Great digital marketers understand their customer base. They understand that not all customers are the same and that there’s no such thing as one fixed blueprint for “a customer.”
Instead of trying to embrace every single customer, focus on your best customers. Similar to getting the most out of your existing marketing mix, concentrating on your best customers generally produces better results.
A couple of questions for you to answer:
- Which type of customers makes you the most money?
- What kind of people do you like to interact with?
- Can you characterize your best customers through a buyer persona?
- What does their life look like?
- What challenges are they encountering?
- How do they search for a solution to these challenges?
- Is your offer the best solution to their challenges?
Customer centricity does not imply that the client is always right. Read the following article, Explained: Customer Centricity & Customer Heterogeneity
5. Am I patient enough for long term gains?
Prioritizing and doubling down on what already works (see question 2) doesn’t mean you shouldn’t try to innovate and think about the future. On the contrary, as soon as you get your bases covered for today’s and tomorrow’s gains, start working on the day after tomorrow or your long-term strategy. Some things just take time, like building a trustworthy brand or getting traction with your content marketing. Don’t get discouraged if your campaigns aren’t giving you instant results. It’s often a game of marginal gains in the beginning.
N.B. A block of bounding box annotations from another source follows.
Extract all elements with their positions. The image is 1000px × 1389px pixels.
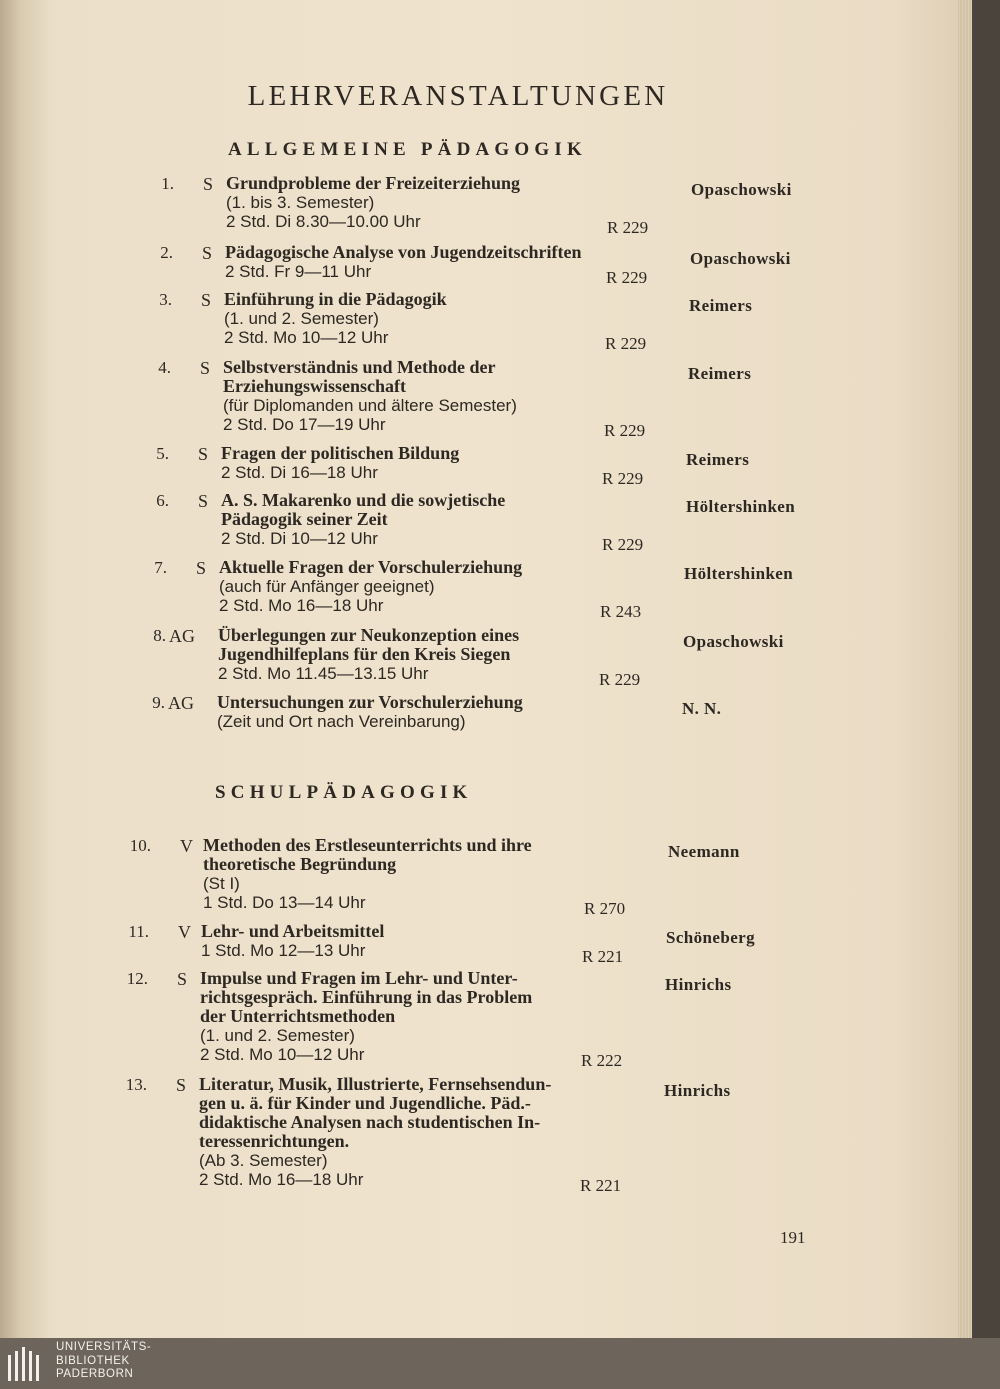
course-title: Grundprobleme der Freizeiterziehung	[226, 173, 520, 193]
course-details: 2 Std. Di 10—12 Uhr	[221, 529, 378, 548]
course-title: Selbstverständnis und Methode der	[223, 357, 496, 377]
page-gutter	[0, 0, 56, 1338]
course-title: gen u. ä. für Kinder und Jugendliche. Päd.-	[199, 1093, 531, 1113]
course-details: 2 Std. Fr 9—11 Uhr	[225, 262, 372, 281]
course-title: didaktische Analysen nach studentischen In-	[199, 1112, 541, 1132]
library-name-line: UNIVERSITÄTS-	[56, 1341, 152, 1353]
section-heading-allgemeine-paedagogik: ALLGEMEINE PÄDAGOGIK	[228, 139, 587, 160]
lecturer-name: N. N.	[682, 699, 722, 718]
course-type: S	[177, 969, 188, 989]
page-number: 191	[780, 1228, 806, 1247]
room-number: R 221	[582, 947, 624, 966]
course-details: 2 Std. Do 17—19 Uhr	[223, 415, 386, 434]
course-title: Aktuelle Fragen der Vorschulerziehung	[219, 557, 523, 577]
course-title: Überlegungen zur Neukonzeption eines	[218, 625, 520, 645]
course-number: 3.	[159, 290, 172, 309]
course-type: S	[203, 174, 214, 194]
library-footer	[0, 1338, 1000, 1389]
course-number: 11.	[128, 922, 149, 941]
course-details: (St I)	[203, 874, 240, 893]
course-number: 8.	[153, 626, 166, 645]
course-number: 12.	[126, 969, 148, 988]
lecturer-name: Neemann	[668, 842, 740, 861]
course-type: S	[202, 243, 213, 263]
course-type: V	[180, 836, 193, 856]
course-details: (Zeit und Ort nach Vereinbarung)	[217, 712, 466, 731]
course-title: Einführung in die Pädagogik	[224, 289, 447, 309]
course-details: 2 Std. Di 8.30—10.00 Uhr	[226, 212, 421, 231]
page-edge	[958, 0, 972, 1338]
lecturer-name: Reimers	[686, 450, 750, 469]
course-type: S	[196, 558, 207, 578]
room-number: R 229	[602, 469, 644, 488]
room-number: R 229	[607, 218, 649, 237]
course-type: V	[178, 922, 191, 942]
lecturer-name: Höltershinken	[686, 497, 796, 516]
room-number: R 229	[599, 670, 641, 689]
course-title: der Unterrichtsmethoden	[200, 1006, 396, 1026]
room-number: R 229	[602, 535, 644, 554]
library-name	[56, 1341, 151, 1382]
lecturer-name: Hinrichs	[664, 1081, 731, 1100]
course-details: (1. und 2. Semester)	[224, 309, 379, 328]
course-details: 1 Std. Mo 12—13 Uhr	[201, 941, 366, 960]
course-details: (für Diplomanden und ältere Semester)	[223, 396, 517, 415]
course-details: 2 Std. Di 16—18 Uhr	[221, 463, 378, 482]
course-number: 7.	[154, 558, 167, 577]
lecturer-name: Hinrichs	[665, 975, 732, 994]
course-details: 1 Std. Do 13—14 Uhr	[203, 893, 366, 912]
page-title: LEHRVERANSTALTUNGEN	[247, 80, 669, 112]
room-number: R 222	[581, 1051, 623, 1070]
course-title: Methoden des Erstleseunterrichts und ihre	[203, 835, 532, 855]
room-number: R 221	[580, 1176, 622, 1195]
course-details: 2 Std. Mo 11.45—13.15 Uhr	[218, 664, 429, 683]
course-type: S	[201, 290, 212, 310]
room-number: R 229	[606, 268, 648, 287]
course-type: AG	[169, 626, 195, 646]
course-number: 10.	[129, 836, 151, 855]
course-type: S	[176, 1075, 187, 1095]
course-number: 6.	[156, 491, 169, 510]
course-title: teressenrichtungen.	[199, 1131, 350, 1151]
course-title: Erziehungswissenschaft	[223, 376, 407, 396]
course-details: (1. und 2. Semester)	[200, 1026, 355, 1045]
course-number: 2.	[160, 243, 173, 262]
course-title: Literatur, Musik, Illustrierte, Fernsehsendun-	[199, 1074, 552, 1094]
course-type: AG	[168, 693, 194, 713]
course-title: Impulse und Fragen im Lehr- und Unter-	[200, 968, 518, 988]
lecturer-name: Opaschowski	[683, 632, 784, 651]
room-number: R 243	[600, 602, 642, 621]
course-title: Untersuchungen zur Vorschulerziehung	[217, 692, 523, 712]
library-name-line: PADERBORN	[56, 1368, 134, 1380]
course-details: 2 Std. Mo 10—12 Uhr	[200, 1045, 365, 1064]
lecturer-name: Höltershinken	[684, 564, 794, 583]
lecturer-name: Reimers	[688, 364, 752, 383]
lecturer-name: Opaschowski	[691, 180, 792, 199]
section-heading-schulpaedagogik: SCHULPÄDAGOGIK	[215, 782, 473, 803]
course-details: (1. bis 3. Semester)	[226, 193, 375, 212]
library-logo-icon	[6, 1345, 46, 1383]
lecturer-name: Opaschowski	[690, 249, 791, 268]
room-number: R 229	[605, 334, 647, 353]
course-number: 9.	[152, 693, 165, 712]
course-title: Pädagogik seiner Zeit	[221, 509, 388, 529]
course-title: theoretische Begründung	[203, 854, 397, 874]
course-details: 2 Std. Mo 10—12 Uhr	[224, 328, 389, 347]
course-title: richtsgespräch. Einführung in das Problem	[200, 987, 533, 1007]
room-number: R 229	[604, 421, 646, 440]
course-title: Fragen der politischen Bildung	[221, 443, 460, 463]
room-number: R 270	[584, 899, 626, 918]
course-number: 1.	[161, 174, 174, 193]
course-number: 13.	[125, 1075, 147, 1094]
course-type: S	[200, 358, 211, 378]
course-details: (Ab 3. Semester)	[199, 1151, 328, 1170]
scan-background	[972, 0, 1000, 1338]
course-title: Pädagogische Analyse von Jugendzeitschriften	[225, 242, 582, 262]
course-number: 5.	[156, 444, 169, 463]
library-name-line: BIBLIOTHEK	[56, 1354, 130, 1367]
course-details: 2 Std. Mo 16—18 Uhr	[199, 1170, 364, 1189]
course-title: Lehr- und Arbeitsmittel	[201, 921, 385, 941]
course-number: 4.	[158, 358, 171, 377]
lecturer-name: Reimers	[689, 296, 753, 315]
course-details: 2 Std. Mo 16—18 Uhr	[219, 596, 384, 615]
course-type: S	[198, 444, 209, 464]
course-details: (auch für Anfänger geeignet)	[219, 577, 435, 596]
course-type: S	[198, 491, 209, 511]
course-title: A. S. Makarenko und die sowjetische	[221, 490, 506, 510]
course-title: Jugendhilfeplans für den Kreis Siegen	[218, 644, 511, 664]
lecturer-name: Schöneberg	[666, 928, 755, 947]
6. Am I flexible and ready to adapt?
Even when you’ve got your short and long-term strategy all figured out, there’s still an area you should always cover: The unexpected. Maintaining a flexible mindset can be the difference between enduring and bankruptcy.
The challenges won’t always take the size of a global pandemic or an economic crisis. Yet, even small, unforeseen changes can leave quite a mark. Think about social media platforms that change algorithms overnight or major brands that decide to have a go at your market space.
If your organization’s value proposition suddenly shifts, every marketing item has to be adjusted as well. Updating your website, landing pages, social media account information, one-pagers… even everyone’s email signature should be feasible in a matter of days, not weeks.
Flexibility is needed to jump on unexpected opportunities as well. Society could suddenly make a big deal about something that relates to your product or services. An agile marketing department has the upper hand to go viral with a well-timed and relevant campaign.
Always keep your strategy lean and have some budget to spend, just in case. Don’t lock it up in one place or spend it all on up-front deals. Self-serving channels like Google or Linkedin allow you to invest or withdraw on the fly. In contrast, offline ad space can make you sit through a deal for quite some time. If you didn’t negotiate some “ifs” upfront, you might face a rough patch.